Iranian general warns of ‘high cost’ for US ‘miscalculation’ over sanctions

A top Iranian general warned that the US will pay a high price if it imposes sanctions on the Islamic Revolutionary Guard Corps.

Maj. Gen. Mohammad Ali Jafari, head of the powerful IRGC military force, told senior commanders that the US should close all bases within 1,000 kilometers (600 miles) of Iran before it considers imposing “sanctions on defense and the Revolutionary Guard.”

“Iran’s missile power is advancing at a great speed in air, land and sea and this is a cornerstone of our policy,” he said in comments carried Wednesday on the force’s Sepahnews website.

Iran’s Gulf Arab neighbors to the west and Afghanistan to the east host several major US military bases.

Jafari warned US “miscalculation” could have a “high cost.”

“The domain of the Islamic revolution’s influence has expanded so much” that Iran is active close to American interests in many parts of the world, he warned.

Such influence, he added, is partly the result of Iran’s military strength and “the roar of the missiles.”

He said that planned US sanctions were an attempt to harm Iran’s national interests, and said that his country’s citizens were prepared and ready to withstand US economic pressure.

Jafari also said that Iran’s continued missile development was not going to end. “Iran’s missile power is non-negotiable and we will defend it,” he said.

The general’s comments echoed those of Iran’s top army chief who on Monday threatened attacks on US military bases in the Middle East in the event that Washington imposes sanctions on the regime.

Iran's chief of staff General Mohammad Hossein Bagheri speaking at a military parade September 21, 2016 (Screen capture: Press TV)

Iran’s chief of staff, Maj. Gen. Mohammad Hossein Bagheri, said that designating the Revolutionary Guards a terrorist organization would be a huge miscalculation, and threatened that doing so could destabilize the entire region, Iranian media reported.

“Drawing an analogy between the IRGC and terrorist groups and imposing the same sanctions on the IRGC would be a big risk to the US and its bases and forces stationed in the region,” Bagheri told a group of military commanders in Mashhad.

Bagheri also said the US should be wary of imposing new sanctions on the country to stop its missile program.

“The Islamic Republic of Iran’s missile power is defensive and is never negotiable at any level,” he said.

On Tuesday the US Treasury Department imposed sanctions on seven groups and five people that aided Iran’s military or the elite Guard. The sanctions also targeted what the US says is a transnational criminal group based in Iran and three people associated with it, which the Treasury Department says stole software from the US and other Western countries.

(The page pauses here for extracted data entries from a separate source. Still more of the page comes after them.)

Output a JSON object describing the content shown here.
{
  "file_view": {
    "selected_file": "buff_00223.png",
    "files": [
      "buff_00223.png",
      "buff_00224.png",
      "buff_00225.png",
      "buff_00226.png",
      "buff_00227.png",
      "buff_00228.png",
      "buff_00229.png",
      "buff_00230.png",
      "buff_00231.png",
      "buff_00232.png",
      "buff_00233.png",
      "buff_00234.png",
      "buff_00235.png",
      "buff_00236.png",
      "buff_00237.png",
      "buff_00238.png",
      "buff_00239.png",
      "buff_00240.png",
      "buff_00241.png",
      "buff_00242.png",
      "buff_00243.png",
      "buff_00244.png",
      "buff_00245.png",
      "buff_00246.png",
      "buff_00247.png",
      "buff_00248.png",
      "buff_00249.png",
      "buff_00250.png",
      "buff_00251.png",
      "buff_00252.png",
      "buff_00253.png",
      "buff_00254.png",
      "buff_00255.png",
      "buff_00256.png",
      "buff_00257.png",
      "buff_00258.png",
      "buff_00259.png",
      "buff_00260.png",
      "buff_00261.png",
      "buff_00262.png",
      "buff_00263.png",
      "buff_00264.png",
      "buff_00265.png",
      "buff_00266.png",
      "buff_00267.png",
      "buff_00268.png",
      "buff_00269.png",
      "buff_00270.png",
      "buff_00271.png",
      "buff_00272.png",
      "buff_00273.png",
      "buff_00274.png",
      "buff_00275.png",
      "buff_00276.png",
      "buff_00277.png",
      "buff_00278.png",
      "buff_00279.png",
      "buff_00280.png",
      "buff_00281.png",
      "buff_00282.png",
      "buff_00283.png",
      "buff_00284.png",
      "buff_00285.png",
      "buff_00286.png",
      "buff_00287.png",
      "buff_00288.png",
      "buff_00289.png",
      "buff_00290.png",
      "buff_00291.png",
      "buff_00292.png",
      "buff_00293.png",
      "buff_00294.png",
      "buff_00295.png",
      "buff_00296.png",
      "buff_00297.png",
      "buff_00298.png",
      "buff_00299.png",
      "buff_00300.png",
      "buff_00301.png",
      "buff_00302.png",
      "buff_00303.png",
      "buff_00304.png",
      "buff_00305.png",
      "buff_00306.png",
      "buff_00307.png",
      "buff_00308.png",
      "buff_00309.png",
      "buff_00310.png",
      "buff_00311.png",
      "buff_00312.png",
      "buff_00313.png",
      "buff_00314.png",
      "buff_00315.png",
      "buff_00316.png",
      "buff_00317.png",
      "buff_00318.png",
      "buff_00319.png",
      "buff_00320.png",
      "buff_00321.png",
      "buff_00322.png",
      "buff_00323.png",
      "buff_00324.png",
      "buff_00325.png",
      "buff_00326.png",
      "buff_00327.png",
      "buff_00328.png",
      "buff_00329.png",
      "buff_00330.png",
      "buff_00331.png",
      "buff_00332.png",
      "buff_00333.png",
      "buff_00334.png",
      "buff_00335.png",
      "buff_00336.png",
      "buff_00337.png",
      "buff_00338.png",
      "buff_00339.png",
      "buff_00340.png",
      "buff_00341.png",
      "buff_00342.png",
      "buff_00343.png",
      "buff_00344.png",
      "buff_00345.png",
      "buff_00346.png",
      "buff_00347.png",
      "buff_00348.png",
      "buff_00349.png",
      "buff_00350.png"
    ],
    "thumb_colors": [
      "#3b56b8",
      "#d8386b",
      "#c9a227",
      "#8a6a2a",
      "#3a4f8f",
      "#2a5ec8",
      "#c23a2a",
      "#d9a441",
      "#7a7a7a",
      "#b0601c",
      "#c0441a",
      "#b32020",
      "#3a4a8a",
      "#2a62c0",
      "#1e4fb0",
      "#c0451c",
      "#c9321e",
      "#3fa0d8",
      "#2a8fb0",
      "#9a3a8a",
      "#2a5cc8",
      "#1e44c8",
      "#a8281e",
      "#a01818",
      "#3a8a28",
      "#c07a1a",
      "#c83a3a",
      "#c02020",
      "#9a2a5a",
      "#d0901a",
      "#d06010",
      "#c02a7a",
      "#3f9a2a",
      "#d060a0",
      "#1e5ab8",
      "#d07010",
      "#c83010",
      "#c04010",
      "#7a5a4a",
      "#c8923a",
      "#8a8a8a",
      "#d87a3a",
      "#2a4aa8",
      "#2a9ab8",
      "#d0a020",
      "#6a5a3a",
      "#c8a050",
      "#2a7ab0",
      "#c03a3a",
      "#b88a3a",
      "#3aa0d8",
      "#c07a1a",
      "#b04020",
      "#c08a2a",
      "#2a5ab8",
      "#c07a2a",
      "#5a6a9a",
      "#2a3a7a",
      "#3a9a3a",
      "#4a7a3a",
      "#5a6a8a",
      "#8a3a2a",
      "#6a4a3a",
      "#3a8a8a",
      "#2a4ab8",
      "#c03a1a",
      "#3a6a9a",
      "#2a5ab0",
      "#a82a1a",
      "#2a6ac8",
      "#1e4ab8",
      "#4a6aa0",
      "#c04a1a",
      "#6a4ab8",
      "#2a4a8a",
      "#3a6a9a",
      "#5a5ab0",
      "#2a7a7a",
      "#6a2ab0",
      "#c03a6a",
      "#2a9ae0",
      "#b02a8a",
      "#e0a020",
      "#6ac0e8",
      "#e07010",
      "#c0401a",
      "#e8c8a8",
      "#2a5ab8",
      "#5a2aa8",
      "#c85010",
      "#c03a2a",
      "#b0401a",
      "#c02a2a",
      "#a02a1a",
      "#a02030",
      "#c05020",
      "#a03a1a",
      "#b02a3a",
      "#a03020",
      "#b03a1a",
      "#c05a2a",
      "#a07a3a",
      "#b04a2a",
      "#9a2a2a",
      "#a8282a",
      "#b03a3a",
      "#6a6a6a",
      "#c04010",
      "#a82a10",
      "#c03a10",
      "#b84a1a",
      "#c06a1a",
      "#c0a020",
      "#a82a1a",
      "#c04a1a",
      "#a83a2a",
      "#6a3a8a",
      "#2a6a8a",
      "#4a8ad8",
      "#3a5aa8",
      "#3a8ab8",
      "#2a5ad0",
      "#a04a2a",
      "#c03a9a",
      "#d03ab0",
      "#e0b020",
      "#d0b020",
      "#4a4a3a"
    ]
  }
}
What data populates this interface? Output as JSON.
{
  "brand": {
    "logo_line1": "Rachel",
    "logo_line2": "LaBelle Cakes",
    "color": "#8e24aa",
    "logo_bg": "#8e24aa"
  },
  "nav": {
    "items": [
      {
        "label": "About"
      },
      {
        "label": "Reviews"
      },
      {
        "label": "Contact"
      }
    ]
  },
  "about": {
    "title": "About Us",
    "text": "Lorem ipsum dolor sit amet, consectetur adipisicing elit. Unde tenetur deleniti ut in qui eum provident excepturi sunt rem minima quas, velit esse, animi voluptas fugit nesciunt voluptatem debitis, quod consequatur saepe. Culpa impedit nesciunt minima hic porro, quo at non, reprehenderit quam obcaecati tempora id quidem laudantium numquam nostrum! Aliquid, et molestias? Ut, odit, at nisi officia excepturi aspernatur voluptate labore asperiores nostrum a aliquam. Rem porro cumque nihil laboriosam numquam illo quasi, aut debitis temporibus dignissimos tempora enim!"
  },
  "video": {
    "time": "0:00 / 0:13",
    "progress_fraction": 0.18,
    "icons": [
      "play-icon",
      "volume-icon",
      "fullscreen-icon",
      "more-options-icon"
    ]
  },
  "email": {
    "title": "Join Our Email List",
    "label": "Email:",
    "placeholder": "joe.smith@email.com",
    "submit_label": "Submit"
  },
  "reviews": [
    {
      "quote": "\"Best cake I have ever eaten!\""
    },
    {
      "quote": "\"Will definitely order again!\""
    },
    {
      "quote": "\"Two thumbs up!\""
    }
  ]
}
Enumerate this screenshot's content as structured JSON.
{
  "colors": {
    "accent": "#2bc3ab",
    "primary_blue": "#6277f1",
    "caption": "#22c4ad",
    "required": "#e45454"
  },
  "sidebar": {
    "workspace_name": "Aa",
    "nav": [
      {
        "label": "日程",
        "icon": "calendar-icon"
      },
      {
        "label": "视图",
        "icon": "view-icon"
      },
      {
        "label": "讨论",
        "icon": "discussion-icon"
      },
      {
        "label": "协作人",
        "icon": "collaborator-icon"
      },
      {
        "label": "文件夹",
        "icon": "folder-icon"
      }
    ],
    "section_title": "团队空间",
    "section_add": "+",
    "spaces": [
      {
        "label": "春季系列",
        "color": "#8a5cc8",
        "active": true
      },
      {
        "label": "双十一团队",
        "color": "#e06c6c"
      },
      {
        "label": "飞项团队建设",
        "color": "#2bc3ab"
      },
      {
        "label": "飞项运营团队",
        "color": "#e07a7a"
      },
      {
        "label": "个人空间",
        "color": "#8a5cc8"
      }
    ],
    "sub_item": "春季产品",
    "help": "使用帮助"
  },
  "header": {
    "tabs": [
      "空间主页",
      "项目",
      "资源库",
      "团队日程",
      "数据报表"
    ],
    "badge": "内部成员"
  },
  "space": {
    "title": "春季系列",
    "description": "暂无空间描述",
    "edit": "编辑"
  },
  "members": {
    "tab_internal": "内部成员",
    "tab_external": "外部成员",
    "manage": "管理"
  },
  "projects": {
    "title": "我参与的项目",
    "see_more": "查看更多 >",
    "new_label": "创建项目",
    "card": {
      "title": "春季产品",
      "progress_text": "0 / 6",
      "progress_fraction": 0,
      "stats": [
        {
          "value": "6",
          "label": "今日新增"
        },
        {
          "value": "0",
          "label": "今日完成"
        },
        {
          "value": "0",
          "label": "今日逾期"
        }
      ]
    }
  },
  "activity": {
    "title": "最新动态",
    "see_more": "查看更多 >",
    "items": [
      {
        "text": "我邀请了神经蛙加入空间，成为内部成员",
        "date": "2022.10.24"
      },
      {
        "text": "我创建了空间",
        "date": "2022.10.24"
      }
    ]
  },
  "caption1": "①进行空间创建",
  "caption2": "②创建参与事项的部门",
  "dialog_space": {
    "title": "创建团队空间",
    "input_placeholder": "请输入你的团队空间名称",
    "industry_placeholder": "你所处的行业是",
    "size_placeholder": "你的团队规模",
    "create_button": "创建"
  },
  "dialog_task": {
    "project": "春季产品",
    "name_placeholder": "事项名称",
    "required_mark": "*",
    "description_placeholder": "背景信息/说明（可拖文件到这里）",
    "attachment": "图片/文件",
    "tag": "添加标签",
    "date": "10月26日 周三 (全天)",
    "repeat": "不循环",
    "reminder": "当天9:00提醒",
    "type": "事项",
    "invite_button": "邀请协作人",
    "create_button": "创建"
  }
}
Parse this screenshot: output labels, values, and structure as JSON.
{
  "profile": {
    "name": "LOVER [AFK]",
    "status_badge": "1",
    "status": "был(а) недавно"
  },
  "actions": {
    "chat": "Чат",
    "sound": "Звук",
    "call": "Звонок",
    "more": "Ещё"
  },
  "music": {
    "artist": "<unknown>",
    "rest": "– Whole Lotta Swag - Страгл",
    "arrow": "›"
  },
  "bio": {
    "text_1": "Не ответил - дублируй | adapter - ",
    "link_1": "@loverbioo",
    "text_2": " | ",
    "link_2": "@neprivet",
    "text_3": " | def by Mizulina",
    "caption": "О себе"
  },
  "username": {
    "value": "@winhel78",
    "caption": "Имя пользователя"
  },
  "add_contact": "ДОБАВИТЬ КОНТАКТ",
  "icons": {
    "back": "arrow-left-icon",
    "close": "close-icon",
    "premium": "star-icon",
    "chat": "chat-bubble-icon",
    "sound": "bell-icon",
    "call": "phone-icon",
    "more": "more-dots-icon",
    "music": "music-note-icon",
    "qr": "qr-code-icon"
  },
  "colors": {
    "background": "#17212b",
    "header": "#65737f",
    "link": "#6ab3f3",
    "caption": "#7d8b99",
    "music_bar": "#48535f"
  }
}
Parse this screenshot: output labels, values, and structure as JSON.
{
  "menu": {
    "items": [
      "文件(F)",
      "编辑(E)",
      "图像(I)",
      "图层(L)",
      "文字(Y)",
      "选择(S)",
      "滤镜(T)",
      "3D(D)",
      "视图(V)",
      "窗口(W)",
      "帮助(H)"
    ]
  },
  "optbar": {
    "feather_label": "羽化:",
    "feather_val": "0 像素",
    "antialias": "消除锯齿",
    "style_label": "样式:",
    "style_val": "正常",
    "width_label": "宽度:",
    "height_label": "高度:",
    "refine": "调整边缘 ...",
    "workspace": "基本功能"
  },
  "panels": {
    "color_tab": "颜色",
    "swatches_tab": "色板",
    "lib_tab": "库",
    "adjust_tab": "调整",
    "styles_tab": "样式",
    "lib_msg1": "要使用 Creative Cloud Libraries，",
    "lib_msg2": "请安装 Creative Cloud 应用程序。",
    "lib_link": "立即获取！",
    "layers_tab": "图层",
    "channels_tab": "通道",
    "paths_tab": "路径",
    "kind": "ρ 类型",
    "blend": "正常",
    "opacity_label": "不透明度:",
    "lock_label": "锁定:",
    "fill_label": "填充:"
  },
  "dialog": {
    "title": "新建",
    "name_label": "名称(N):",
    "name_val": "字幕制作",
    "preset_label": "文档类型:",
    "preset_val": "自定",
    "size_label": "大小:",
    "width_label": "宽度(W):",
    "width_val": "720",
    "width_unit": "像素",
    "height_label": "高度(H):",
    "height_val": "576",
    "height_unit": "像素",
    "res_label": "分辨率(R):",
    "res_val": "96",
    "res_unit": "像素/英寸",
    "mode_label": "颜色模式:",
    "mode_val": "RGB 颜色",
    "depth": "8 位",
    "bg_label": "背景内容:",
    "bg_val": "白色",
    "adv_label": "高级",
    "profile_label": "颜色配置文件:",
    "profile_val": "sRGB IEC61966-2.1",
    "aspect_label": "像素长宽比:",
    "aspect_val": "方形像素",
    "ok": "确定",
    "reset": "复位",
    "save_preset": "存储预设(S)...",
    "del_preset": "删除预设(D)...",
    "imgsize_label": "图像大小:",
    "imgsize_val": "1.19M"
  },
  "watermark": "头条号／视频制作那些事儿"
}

Iranian President and presidential candidate Hassan Rouhani casts his ballot for the presidential elections at a polling station in Tehran on May 19, 2017. (AFP PHOTO / Behrouz MEHRI)

The sanctions prompted Iranian President Hassan Rouhani to warn that Tehran would “respond appropriately.”

“We will not forgive violations by the Americans and we will stand against them,” he said.

US Treasury Secretary Steven Mnuchin said that the sanctions show that the Trump administration will continue to act “aggressively” against Iran’s “provocative and destabilizing behavior.”

“This Administration will continue to aggressively target Iran’s malign activity, including their ongoing state support of terrorism, ballistic missile program, and human rights abuses,” Mnuchin said in a statement.

US Treasury Secretary Steven Mnuchin takes questions after announcing sanctions against Syria during a briefing at the White House on April 24, 2017. (AFP Photo/Brendan Smialowski)

“These sanctions target procurement of advanced military hardware, such as fast attack boats and unmanned aerial vehicles, and send a strong signal that the United States cannot and will not tolerate Iran’s provocative and destabilizing behavior. We will continue to target the IRGC and pressure Iran to cease its ballistic missile program and malign activities in the region.”

The sanctions freeze any assets the targets may have in the US and prevent Americans from doing business with them.

Tuesday’s sanctions came after the US Senate in June overwhelmingly passed legislation to strengthen sanctions against Iran for its ballistic missile testing and other non-nuclear provocations.

Passed by a vote of 98-2, the Countering Iran’s Destabilizing Activities Act of 2017 is supposed to impose new mandatory sanctions against persons and entities involved in Iran’s ballistic missile program and sanctions against the Iranian Revolutionary Guards Corps.

Both Democrats and Republicans in Washington have insisted on responding to Iran’s provocative ballistic missile tests for months, but reportedly waited until after the recent Iran election to vote on this legislation.

The bill still has to go to the US House of Representatives. If it passes there, it will go to the president’s desk.